Elimination and penetration of amikacin into urine in patients with decreased glomerular filtration rate

Jan Miroslav Hartinger; Eliška Dvořáčková; Vojtěch Krátký; Zdenka Hrušková; Marek Mysliveček; Daniel Bobek; Hana Benáková; Jan Závora; Gabriela Kroneislová; Barbora Agatha Halouzková; Martina Brejníková; Vendula Martínková; Vladimír Tesař; Ondřej Slanař

doi:10.1093/ckj/sfae002

Elimination and penetration of amikacin into urine in patients with decreased glomerular filtration rate

Clin Kidney J. 2024 Jan 3;17(1):sfae002. doi: 10.1093/ckj/sfae002. eCollection 2024 Jan.

Authors

Affiliations

¹ Institute of Pharmacology, First Faculty of Medicine, Charles University and General University Hospital in Prague, Prague, Czech Republic.
² Department of Nephrology, First Faculty of Medicine, Charles University and General University Hospital in Prague, Prague, Czech Republic.
³ Institute of Medical Biochemistry and Laboratory Diagnostics, First Faculty of Medicine, Charles University and General University Hospital in Prague, Prague, Czech Republic.
⁴ 3rd Department of Surgery, First Faculty of Medicine, Charles University in Prague and Motol University Hospital, Prague, Czech Republic.

Abstract

Background: Amikacin monotherapy is recommended for urinary tract infection (UTI) treatment with multi-resistant pathogens. Even though amikacin efficacy in the treatment of UTIs is dependent on its urinary concentration, there are no robust data proving that sufficiently high urinary concentration is reached in patients with reduced glomerular filtration rate (GFR).

Methods: A prospective study to monitor amikacin penetration into urine of 70 patients [40 males, median (interquartile range) age 70 (65-79) years] with different levels of glomerular filtration decline, including patients treated by dialysis, was conducted. The bactericidal efficacy of amikacin in urine samples has been evaluated.

Results: Patients with estimated GFR (eGFR) <30 mL/min had significantly lower median amikacin urinary concentration than patients with eGFR >30 mL/min (89.75 vs 186.0 mg/L, P < .0001; 200.5 vs 830.0 mg/L, P < .0001; and 126.0 vs 408.0 mg/L, P < .0001 for minimal, maximal and minimal together with maximal concentrations, respectively). The amount of amikacin eliminated in the first 10-13 h after dose administration was dependent on eGFR (r² = 0.6144, P < .0001). The urinary concentration of amikacin in patients treated by dialysis was indirectly proportional to pH of urine. The plasma concentrations of amikacin did not correlate with urinary levels in patients in either of the GFR categories. Microbiological evaluation showed that the critical urinary concentration for efficacy of amikacin during UTI monotherapy in patients treated by dialysis is 100 mg/L. We found that 4 out of 11 patients treated by dialysis did not reach this level during the treatment.

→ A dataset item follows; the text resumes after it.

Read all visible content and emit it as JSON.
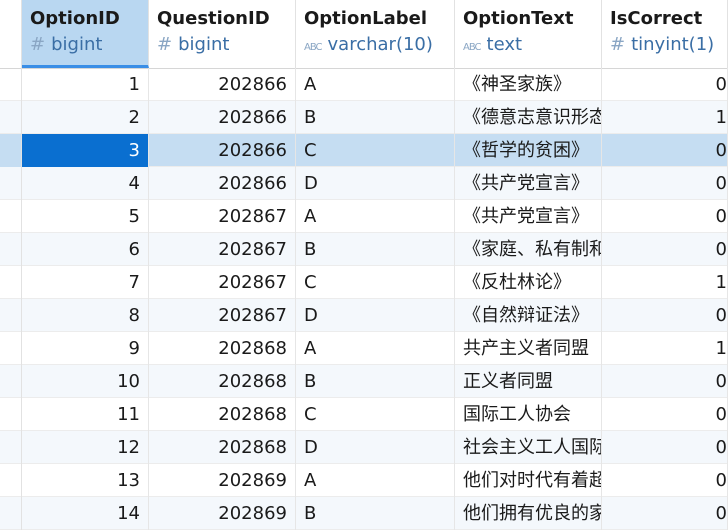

Conclusion: Systemic administration of amikacin monotherapy in patients treated by dialysis is questionable as the concentrations of amikacin in their urine are often below the threshold of effectivity. Amikacin plasma concentrations are not a major determinant of amikacin concentration in urine, therefore pulse dosing is neither necessary nor safe in patients treated by dialysis, and may cause undesirable toxicity.

Keywords: UTI; aminoglycosides; dialysis; kidney impairment; pharmacokinetics.